11. Hukuk Dairesi 2016/7711 E. , 2018/1256 K.
"İçtihat Metni"...
Taraflar arasında görülen davada .... 3. Asliye Ticaret Mahkemesi’nce bozmaya uyularak verilen 01/03/2016 tarih ve 2014/1211-2016/133 sayılı kararın Yargıtayca incelenmesi taraf vekilleri tarafından istenmiş ve temyiz dilekçesinin süresi içinde verildiği anlaşılmış olmakla, dava dosyası için Tetkik Hakimi ... tarafından düzenlenen rapor dinlendikten ve yine dosya içerisindeki dilekçe, layihalar, duruşma tutanakları ve tüm belgeler okunup, incelendikten sonra işin gereği görüşülüp, düşünüldü:
Davacı vekili, müvekkilinin davalı banka nezdinde bulunan hesabından internet kanalıyla ... adına talimatı olmadan havale yapıldığını ileri sürerek, 11.910,00 TL alacağın davacı şirket hesabından çekildiği tarihten itibaren işleyecek avans faizi ile birlikte davalı bankadan tahsiline karar verilmesini talep ve dava etmiştir.

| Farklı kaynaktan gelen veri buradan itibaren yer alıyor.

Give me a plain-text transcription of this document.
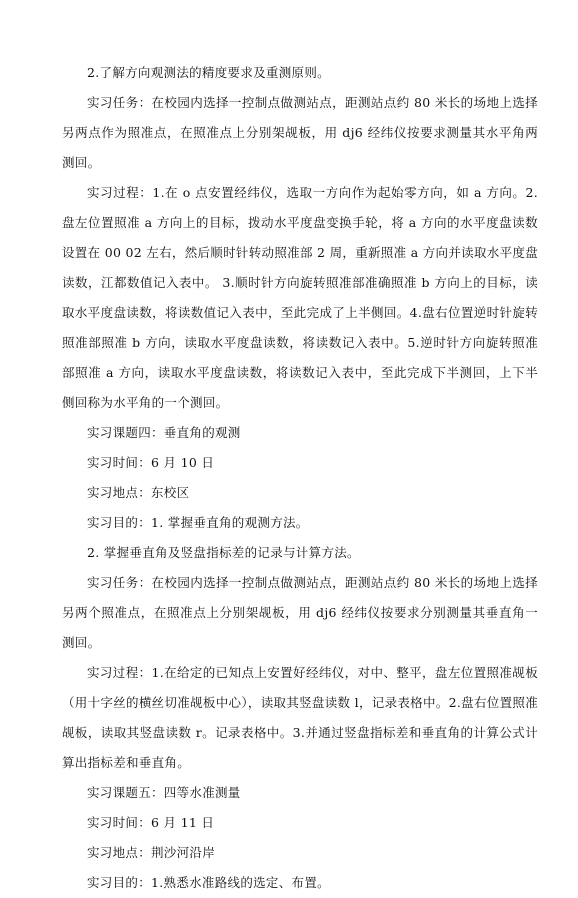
2.了解方向观测法的精度要求及重测原则。

实习任务：在校园内选择一控制点做测站点，距测站点约 80 米长的场地上选择另两点作为照准点，在照准点上分别架觇板，用 dj6 经纬仪按要求测量其水平角两测回。

实习过程：1.在 o 点安置经纬仪，选取一方向作为起始零方向，如 a 方向。2.盘左位置照准 a 方向上的目标，拨动水平度盘变换手轮，将 a 方向的水平度盘读数设置在 00 02 左右，然后顺时针转动照准部 2 周，重新照准 a 方向并读取水平度盘读数，江都数值记入表中。 3.顺时针方向旋转照准部准确照准 b 方向上的目标，读取水平度盘读数，将读数值记入表中，至此完成了上半侧回。4.盘右位置逆时针旋转照准部照准 b 方向，读取水平度盘读数，将读数记入表中。5.逆时针方向旋转照准部照准 a 方向，读取水平度盘读数，将读数记入表中，至此完成下半测回，上下半侧回称为水平角的一个测回。

实习课题四：垂直角的观测

实习时间：6 月 10 日

实习地点：东校区

实习目的：1. 掌握垂直角的观测方法。

2. 掌握垂直角及竖盘指标差的记录与计算方法。

实习任务：在校园内选择一控制点做测站点，距测站点约 80 米长的场地上选择另两个照准点，在照准点上分别架觇板，用 dj6 经纬仪按要求分别测量其垂直角一测回。

实习过程：1.在给定的已知点上安置好经纬仪，对中、整平，盘左位置照准觇板（用十字丝的横丝切准觇板中心），读取其竖盘读数 l，记录表格中。2.盘右位置照准觇板，读取其竖盘读数 r。记录表格中。3.并通过竖盘指标差和垂直角的计算公式计算出指标差和垂直角。

实习课题五：四等水准测量

实习时间：6 月 11 日

实习地点：荆沙河沿岸

实习目的：1.熟悉水准路线的选定、布置。
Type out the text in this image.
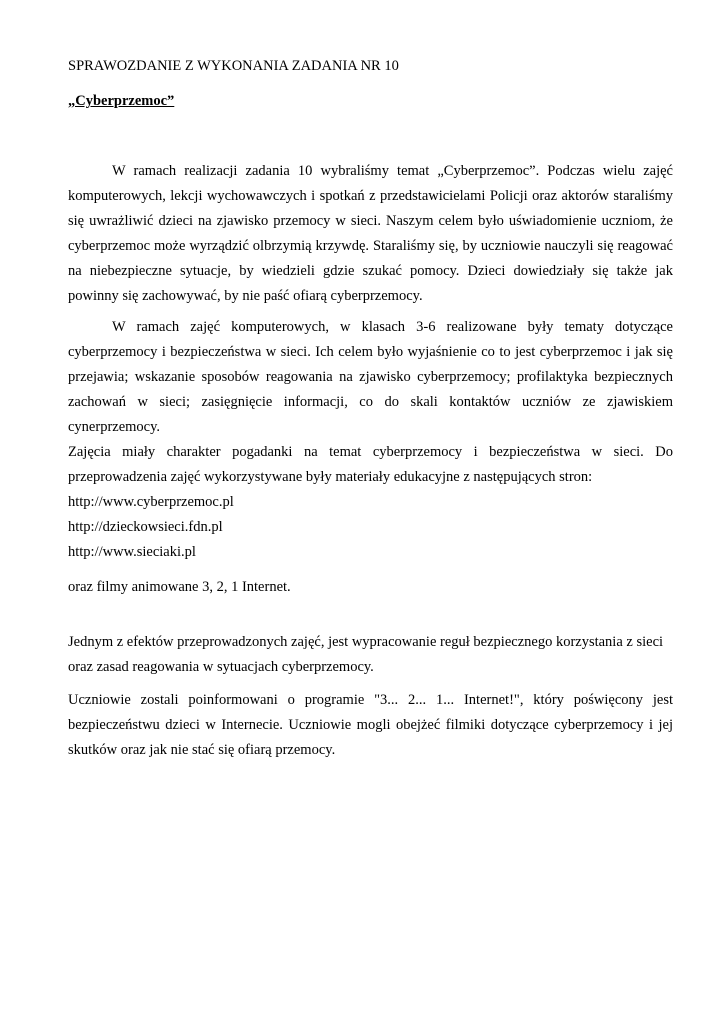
SPRAWOZDANIE Z WYKONANIA ZADANIA NR 10
„Cyberprzemoc”
W ramach realizacji zadania 10 wybraliśmy temat „Cyberprzemoc”. Podczas wielu zajęć komputerowych, lekcji wychowawczych i spotkań z przedstawicielami Policji oraz aktorów staraliśmy się uwrażliwić dzieci na zjawisko przemocy w sieci. Naszym celem było uświadomienie uczniom, że cyberprzemoc może wyrządzić olbrzymią krzywdę. Staraliśmy się, by uczniowie nauczyli się reagować na niebezpieczne sytuacje, by wiedzieli gdzie szukać pomocy. Dzieci dowiedziały się także jak powinny się zachowywać, by nie paść ofiarą cyberprzemocy.
W ramach zajęć komputerowych, w klasach 3-6 realizowane były tematy dotyczące cyberprzemocy i bezpieczeństwa w sieci. Ich celem było wyjaśnienie co to jest cyberprzemoc i jak się przejawia; wskazanie sposobów reagowania na zjawisko cyberprzemocy; profilaktyka bezpiecznych zachowań w sieci; zasięgnięcie informacji, co do skali kontaktów uczniów ze zjawiskiem cynerprzemocy.
Zajęcia miały charakter pogadanki na temat cyberprzemocy i bezpieczeństwa w sieci. Do przeprowadzenia zajęć wykorzystywane były materiały edukacyjne z następujących stron:
http://www.cyberprzemoc.pl
http://dzieckowsieci.fdn.pl
http://www.sieciaki.pl
oraz filmy animowane 3, 2, 1 Internet.
Jednym z efektów przeprowadzonych zajęć, jest wypracowanie reguł bezpiecznego korzystania z sieci oraz zasad reagowania w sytuacjach cyberprzemocy.
Uczniowie zostali poinformowani o programie "3... 2... 1... Internet!", który poświęcony jest bezpieczeństwu dzieci w Internecie. Uczniowie mogli obejżeć filmiki dotyczące cyberprzemocy i jej skutków oraz jak nie stać się ofiarą przemocy.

Davalı vekili, müvekkilinin kusurunun olmadığını, davacının güvenlik kurallarına uymadığını savunarak, davanın reddini istemiştir.
Mahkemece tüm dosya kapsamına ve uyulan bozma ilamına göre; davacının kendi isteği ile tek kullanımlık şifre üreten cihazı aldığı, bankadaki parasını koruyamadığı, davalı banka tarafından da davacının kullanıcı adı ve parolasını 3. şahıslar ile paylaştığı konusunda dosyada somut delillerin sunulmadığı, dava konusu olayda tarafların 1/2"şer oranda kusurlu oldukları gerekçesiyle; davanın kısmen kabulüne, 5.955 TL"nin 21.09.2011 tarihinden itibaren işleyecek avans faizi ile birlikte davalı bankadan tahsiline karar verilmiştir.
Kararı taraf vekilleri temyiz etmiştir.
1- Dava dosyası içerisindeki bilgi ve belgelere, mahkeme kararının gerekçesinde dayanılan delillerin tartışılıp, değerlendirilmesinde usul ve yasaya aykırı bir yön bulunmamasına göre, davalı vekilinin tüm temyiz itirazları yerinde değildir.
2- Dava, davalı bankalar nezdinde açılmış olan hesaplarda bulunan paranın davacının bilgisi ve izni dışında internet yolu ile yapılan işlemler sonucu çekilmesi suretiyle uğranılan zararın tazmini istemine ilişkindir.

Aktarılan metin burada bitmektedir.